A: Now you see physicians, you see patient groups, you see health plans, you see many stakeholders stepping forward to say this information is really important and we need it. We can’t do a better job and make the right choices without this information. I don’t think that kind of constituency was there in the mid-90s.

Q: The guideline was the product of the searches and synthesis of existing literature that you’re doing now. What made it controversial?

A: The concern is how that information will be used. That is a broader societal question, and it’s well beyond what we’re doing in the research. From our side, all we can really do is be as transparent as possible about how the research is conducted. But ultimately, for people to trust this, we’re going to have to be fairly transparent about how the information is used, and I mean “we” as a society.

Q: You wrote in Health Affairs, “Comparative effectiveness research is a key component of, but tightly linked with, health care delivery itself in the Information Age.” What did you mean?

A: In order for this information to actually be useful to clinicians and patients, it has to be available when they’re making decisions, in something like real time. I sometimes think many patients believe, when they’re going to see a doctor, that that kind of information is available, either in the doctor’s head or it’s just “click-click” and there you go.

Q: You’ve said there are challenges to linking quality to health IT. Could possible problems with the implementation of recovery act funding for health IT derail efforts to align those investments to quality?

A: First of all, the recovery act specifies incentives for providers to adopt electronic health records, but wisely doesn’t say, ‘you just have to buy a product.’ The incentives are linked to meaningful use. I’m reasonably confident with the current national coordinator [for health information technology], Dr. [David] Blumenthal, who comes at this whole challenge from the perspective of improving health care, rather than how rapidly can we move electrons around.

Q: You were clear in congressional testimony last summer that the national coordinator’s job was technical implementation, while AHRQ worked on using the technology to improve quality. Is Dr. Blumenthal doing both?

A: I think that’s correct. We didn’t have the same policy imperative then. The context was much different. There was not an imperative to reform health care.

Q: How much of a top-down approach to health IT implementation is needed to achieve research and quality goals?

A: In order to take advantage of learning from health care delivery, you have to have some standards so we’re recording information consistently. If I call it a heart attack, but my colleague calls it a different code, if I don’t have software that understands that we’re essentially talking about the same clinical event, that’s kind of a problem.

Getting to that consistency, though, is ultimately a very democratic enterprise and in our health care system, has to be based on very strong collaboration between the public and private sectors. I hope you’ll notice how that just rolled right off my tongue.

Q: How does health information propel clinical decision support?

A: Amazon[.com] is the model I use all the time. It will tell me Bruce Springsteen has a new CD out. And thankfully, it does not tell me anything about people I’m not interested in. Technologically, we know how to filter information and customize it for individuals based on their preferences. What we need to do is organize medical information in such a way that we can actually provide that same kind of messaging.

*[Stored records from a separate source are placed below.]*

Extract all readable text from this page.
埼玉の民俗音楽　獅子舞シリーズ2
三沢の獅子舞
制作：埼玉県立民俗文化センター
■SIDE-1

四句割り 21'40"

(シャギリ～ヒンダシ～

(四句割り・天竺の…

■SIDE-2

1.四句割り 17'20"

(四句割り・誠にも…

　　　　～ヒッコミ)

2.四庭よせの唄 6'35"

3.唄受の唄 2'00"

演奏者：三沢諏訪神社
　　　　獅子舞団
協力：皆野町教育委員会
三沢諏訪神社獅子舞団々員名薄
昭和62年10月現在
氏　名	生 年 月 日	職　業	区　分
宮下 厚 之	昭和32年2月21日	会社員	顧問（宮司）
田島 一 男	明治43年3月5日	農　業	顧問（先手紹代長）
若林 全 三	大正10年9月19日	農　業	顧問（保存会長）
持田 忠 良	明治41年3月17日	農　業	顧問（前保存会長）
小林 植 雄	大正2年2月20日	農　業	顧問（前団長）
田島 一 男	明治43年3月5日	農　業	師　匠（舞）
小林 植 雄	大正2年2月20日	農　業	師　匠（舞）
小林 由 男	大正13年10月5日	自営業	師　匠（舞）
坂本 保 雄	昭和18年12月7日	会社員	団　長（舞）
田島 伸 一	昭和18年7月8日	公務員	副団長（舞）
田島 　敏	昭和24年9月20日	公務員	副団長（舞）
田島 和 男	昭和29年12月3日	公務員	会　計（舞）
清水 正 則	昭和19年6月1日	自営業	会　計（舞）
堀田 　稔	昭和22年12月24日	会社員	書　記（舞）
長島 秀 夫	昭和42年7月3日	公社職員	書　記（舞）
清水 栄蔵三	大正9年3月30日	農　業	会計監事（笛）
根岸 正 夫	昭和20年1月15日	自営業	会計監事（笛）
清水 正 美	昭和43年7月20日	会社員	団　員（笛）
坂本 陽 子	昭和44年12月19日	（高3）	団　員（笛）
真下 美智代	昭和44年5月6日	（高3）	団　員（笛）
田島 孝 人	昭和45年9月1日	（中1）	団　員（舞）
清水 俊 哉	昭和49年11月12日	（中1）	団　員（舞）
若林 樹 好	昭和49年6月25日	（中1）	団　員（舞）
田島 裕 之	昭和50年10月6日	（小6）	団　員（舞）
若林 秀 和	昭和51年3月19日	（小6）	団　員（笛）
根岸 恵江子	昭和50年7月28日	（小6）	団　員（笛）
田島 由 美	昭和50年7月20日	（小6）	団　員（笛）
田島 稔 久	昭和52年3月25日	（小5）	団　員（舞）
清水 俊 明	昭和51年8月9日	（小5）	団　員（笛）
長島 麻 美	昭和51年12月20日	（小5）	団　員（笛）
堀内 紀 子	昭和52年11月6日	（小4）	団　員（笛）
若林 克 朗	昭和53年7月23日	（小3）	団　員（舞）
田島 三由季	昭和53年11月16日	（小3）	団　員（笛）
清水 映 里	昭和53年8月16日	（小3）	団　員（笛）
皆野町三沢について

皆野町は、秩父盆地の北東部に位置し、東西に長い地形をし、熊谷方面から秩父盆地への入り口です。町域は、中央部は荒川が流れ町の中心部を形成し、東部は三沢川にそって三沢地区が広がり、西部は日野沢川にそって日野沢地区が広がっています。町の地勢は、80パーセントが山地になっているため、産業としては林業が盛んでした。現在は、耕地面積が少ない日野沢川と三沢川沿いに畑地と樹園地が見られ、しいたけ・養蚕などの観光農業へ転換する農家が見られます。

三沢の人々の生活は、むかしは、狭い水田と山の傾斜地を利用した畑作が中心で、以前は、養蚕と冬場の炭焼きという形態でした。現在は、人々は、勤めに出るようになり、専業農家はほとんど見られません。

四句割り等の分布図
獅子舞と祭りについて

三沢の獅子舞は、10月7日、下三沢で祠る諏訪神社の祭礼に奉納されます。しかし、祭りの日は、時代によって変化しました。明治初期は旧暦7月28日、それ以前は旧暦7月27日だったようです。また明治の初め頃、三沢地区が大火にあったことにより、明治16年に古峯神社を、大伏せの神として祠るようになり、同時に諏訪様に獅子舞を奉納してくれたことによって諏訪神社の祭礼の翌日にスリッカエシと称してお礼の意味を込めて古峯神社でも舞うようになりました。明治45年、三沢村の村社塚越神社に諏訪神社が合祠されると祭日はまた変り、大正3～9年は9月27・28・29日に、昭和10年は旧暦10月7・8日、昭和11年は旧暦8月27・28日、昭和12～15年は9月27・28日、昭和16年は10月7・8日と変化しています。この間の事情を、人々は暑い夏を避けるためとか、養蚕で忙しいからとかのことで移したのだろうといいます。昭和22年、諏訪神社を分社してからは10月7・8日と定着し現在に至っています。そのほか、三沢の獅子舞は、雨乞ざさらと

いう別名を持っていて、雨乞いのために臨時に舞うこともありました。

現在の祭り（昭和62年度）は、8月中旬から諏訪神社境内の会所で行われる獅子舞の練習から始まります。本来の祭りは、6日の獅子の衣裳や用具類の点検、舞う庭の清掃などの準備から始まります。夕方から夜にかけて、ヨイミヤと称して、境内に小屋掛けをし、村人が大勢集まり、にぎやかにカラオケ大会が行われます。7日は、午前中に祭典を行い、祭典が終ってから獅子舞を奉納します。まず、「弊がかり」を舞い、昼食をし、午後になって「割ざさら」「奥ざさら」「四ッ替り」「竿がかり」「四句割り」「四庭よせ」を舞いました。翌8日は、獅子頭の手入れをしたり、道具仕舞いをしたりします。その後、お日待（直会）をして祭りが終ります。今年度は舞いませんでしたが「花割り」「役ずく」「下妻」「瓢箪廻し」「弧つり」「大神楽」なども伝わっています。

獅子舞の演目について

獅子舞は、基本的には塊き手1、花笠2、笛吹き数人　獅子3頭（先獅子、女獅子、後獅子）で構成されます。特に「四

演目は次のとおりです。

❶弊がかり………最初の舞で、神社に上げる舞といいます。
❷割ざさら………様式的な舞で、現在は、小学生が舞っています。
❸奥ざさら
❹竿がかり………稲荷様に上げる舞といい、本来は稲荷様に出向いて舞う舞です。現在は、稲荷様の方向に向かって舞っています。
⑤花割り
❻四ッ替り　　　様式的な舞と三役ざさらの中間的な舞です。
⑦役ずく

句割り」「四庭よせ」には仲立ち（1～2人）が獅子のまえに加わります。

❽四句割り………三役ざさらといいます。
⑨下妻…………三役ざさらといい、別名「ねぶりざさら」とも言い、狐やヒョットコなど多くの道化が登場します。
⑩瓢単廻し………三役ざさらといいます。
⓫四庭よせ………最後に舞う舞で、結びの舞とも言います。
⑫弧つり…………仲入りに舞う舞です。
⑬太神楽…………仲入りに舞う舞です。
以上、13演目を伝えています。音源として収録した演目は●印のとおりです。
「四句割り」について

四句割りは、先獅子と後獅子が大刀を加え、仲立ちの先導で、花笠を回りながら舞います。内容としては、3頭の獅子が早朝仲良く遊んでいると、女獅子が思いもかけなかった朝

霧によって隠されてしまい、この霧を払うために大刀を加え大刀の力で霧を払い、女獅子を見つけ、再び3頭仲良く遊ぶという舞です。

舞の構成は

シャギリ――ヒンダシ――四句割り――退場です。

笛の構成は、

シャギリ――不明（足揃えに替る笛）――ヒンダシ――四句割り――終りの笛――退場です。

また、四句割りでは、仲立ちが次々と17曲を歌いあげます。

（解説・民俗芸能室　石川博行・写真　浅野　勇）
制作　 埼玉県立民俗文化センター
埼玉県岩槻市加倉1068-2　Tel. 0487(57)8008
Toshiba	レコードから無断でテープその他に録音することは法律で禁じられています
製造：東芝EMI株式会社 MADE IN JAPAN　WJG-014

Q: Do you think the research should be used to make decisions about coverage or payment?

A: Right now we need better information. There are so many times in care delivery when clinicians and patients don’t have the right information that we’ve gotten use to not having it. Will we need incentives? We may. [But] all studies of financial incentives are almost meaningless if you don’t look at the overall context of what it is that you’re doing.

Q: What would be a sustainable, long-term model for CER?

A: I’m completely focused and absorbed on that total package right now. It’s a big down payment on really building an infrastructure on a learning health care system, which I think is likely to make health care reform sustainable over the long haul.